Question about forwarders...

Brian Thomas wolfie at boldfish.com
Tue Sep 19 19:38:58 UTC 2000


Standard disclaimer: If this topic has been covered recently, I apologize.

In testing the configurationg of forwarding-only servers, my experience is
that when a lookup is done, the first server in the list of forwarders
is always chosen -- It does not round-robin or randomly choose a server to
try.

While this isn't critical, it does cause problems. For example, if the
first forwarder in the list is unavailable, only then will lookups use the
next one. Meaning I now have a spankin' new cache on that second
forwarder, requiring every single name be recursively looked up since
it's bereft of entries. Second, I can't load-balance the requests across
multiple forwarders, I'm always going to have one that gets more and
more pegged and memory-starved as it's cache grows.

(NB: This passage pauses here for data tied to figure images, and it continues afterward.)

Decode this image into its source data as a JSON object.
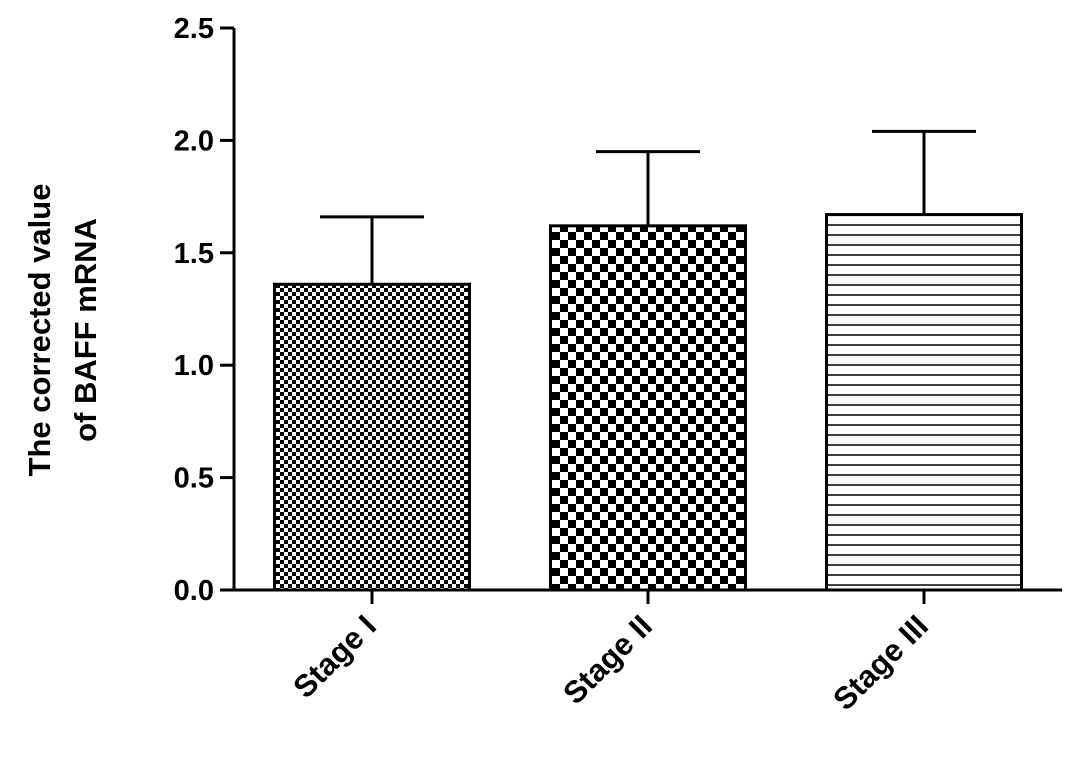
{
  "chart_data": {
    "type": "bar",
    "categories": [
      "Stage I",
      "Stage II",
      "Stage III"
    ],
    "values": [
      1.36,
      1.62,
      1.67
    ],
    "errors": [
      0.3,
      0.33,
      0.37
    ],
    "patterns": [
      "fine-checker",
      "coarse-checker",
      "horizontal-lines"
    ],
    "title": "",
    "xlabel": "",
    "ylabel_lines": [
      "The corrected value",
      "of BAFF mRNA"
    ],
    "ylim": [
      0,
      2.5
    ],
    "yticks": [
      "0.0",
      "0.5",
      "1.0",
      "1.5",
      "2.0",
      "2.5"
    ],
    "grid": false,
    "legend": false
  }
}
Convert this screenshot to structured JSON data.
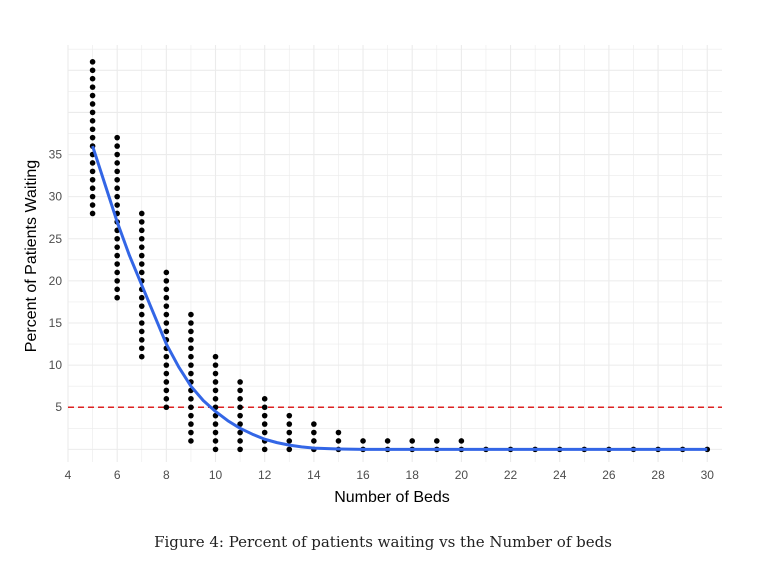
{
  "chart_data": {
    "type": "scatter",
    "xlabel": "Number of Beds",
    "ylabel": "Percent of Patients Waiting",
    "xlim": [
      4,
      30.6
    ],
    "ylim": [
      -1.5,
      48
    ],
    "x_ticks": [
      4,
      6,
      8,
      10,
      12,
      14,
      16,
      18,
      20,
      22,
      24,
      26,
      28,
      30
    ],
    "y_ticks": [
      5,
      10,
      15,
      20,
      25,
      30,
      35
    ],
    "grid": true,
    "colors": {
      "points": "#000000",
      "curve": "#3366e6",
      "threshold": "#dd2222",
      "grid": "#ebebeb"
    },
    "scatter": [
      {
        "x": 5,
        "y_min": 28,
        "y_max": 46
      },
      {
        "x": 6,
        "y_min": 18,
        "y_max": 37
      },
      {
        "x": 7,
        "y_min": 11,
        "y_max": 28
      },
      {
        "x": 8,
        "y_min": 5,
        "y_max": 21
      },
      {
        "x": 9,
        "y_min": 1,
        "y_max": 16
      },
      {
        "x": 10,
        "y_min": 0,
        "y_max": 11
      },
      {
        "x": 11,
        "y_min": 0,
        "y_max": 8
      },
      {
        "x": 12,
        "y_min": 0,
        "y_max": 6
      },
      {
        "x": 13,
        "y_min": 0,
        "y_max": 4
      },
      {
        "x": 14,
        "y_min": 0,
        "y_max": 3
      },
      {
        "x": 15,
        "y_min": 0,
        "y_max": 2
      },
      {
        "x": 16,
        "y_min": 0,
        "y_max": 1
      },
      {
        "x": 17,
        "y_min": 0,
        "y_max": 1
      },
      {
        "x": 18,
        "y_min": 0,
        "y_max": 1
      },
      {
        "x": 19,
        "y_min": 0,
        "y_max": 1
      },
      {
        "x": 20,
        "y_min": 0,
        "y_max": 1
      },
      {
        "x": 21,
        "y_min": 0,
        "y_max": 0
      },
      {
        "x": 22,
        "y_min": 0,
        "y_max": 0
      },
      {
        "x": 23,
        "y_min": 0,
        "y_max": 0
      },
      {
        "x": 24,
        "y_min": 0,
        "y_max": 0
      },
      {
        "x": 25,
        "y_min": 0,
        "y_max": 0
      },
      {
        "x": 26,
        "y_min": 0,
        "y_max": 0
      },
      {
        "x": 27,
        "y_min": 0,
        "y_max": 0
      },
      {
        "x": 28,
        "y_min": 0,
        "y_max": 0
      },
      {
        "x": 29,
        "y_min": 0,
        "y_max": 0
      },
      {
        "x": 30,
        "y_min": 0,
        "y_max": 0
      }
    ],
    "fit_curve": {
      "x": [
        5,
        5.5,
        6,
        6.5,
        7,
        7.5,
        8,
        8.5,
        9,
        9.5,
        10,
        10.5,
        11,
        11.5,
        12,
        12.5,
        13,
        13.5,
        14,
        15,
        16,
        17,
        18,
        20,
        22,
        24,
        26,
        28,
        30
      ],
      "y": [
        36,
        31.5,
        27,
        23,
        19.5,
        16,
        12.5,
        9.8,
        7.5,
        5.8,
        4.5,
        3.4,
        2.5,
        1.8,
        1.2,
        0.8,
        0.5,
        0.3,
        0.15,
        0.05,
        0,
        0,
        0,
        0,
        0,
        0,
        0,
        0,
        0
      ]
    },
    "threshold": 5
  },
  "caption": "Figure 4: Percent of patients waiting vs the Number of beds"
}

For the record, the situation is I have is a large farm of MTA's 
delivering mail to many recipients. I want to run a caching-only
server on each of those MTA's for speedy lookups, and have two (Or more)
dedicated servers to act as forwarders for outbound lookups. That should
limit the Internet traffic (Since the caching servers will never talk
over the 'net link), and insure the dedicated forwarders have large
caches for multiple lookups on the same domain.

No, this isn't for spamming. :)

Here's a test named.conf I was using:

acl internals { 192.168.0.0/24; 127.0.0.0/24; };

options {
        forward only;
        forwarders { 192.168.0.5; 192.168.0.25; };
        allow-transfer { internals; };
        allow-query { internals; };
        allow-recursion { internals; };
};

Snoops of lookups through this server demonstrate shows traffic only
between the caching server and 192.168.0.5. The .25 nameserver is not
quieried unless the .5 server is not responding.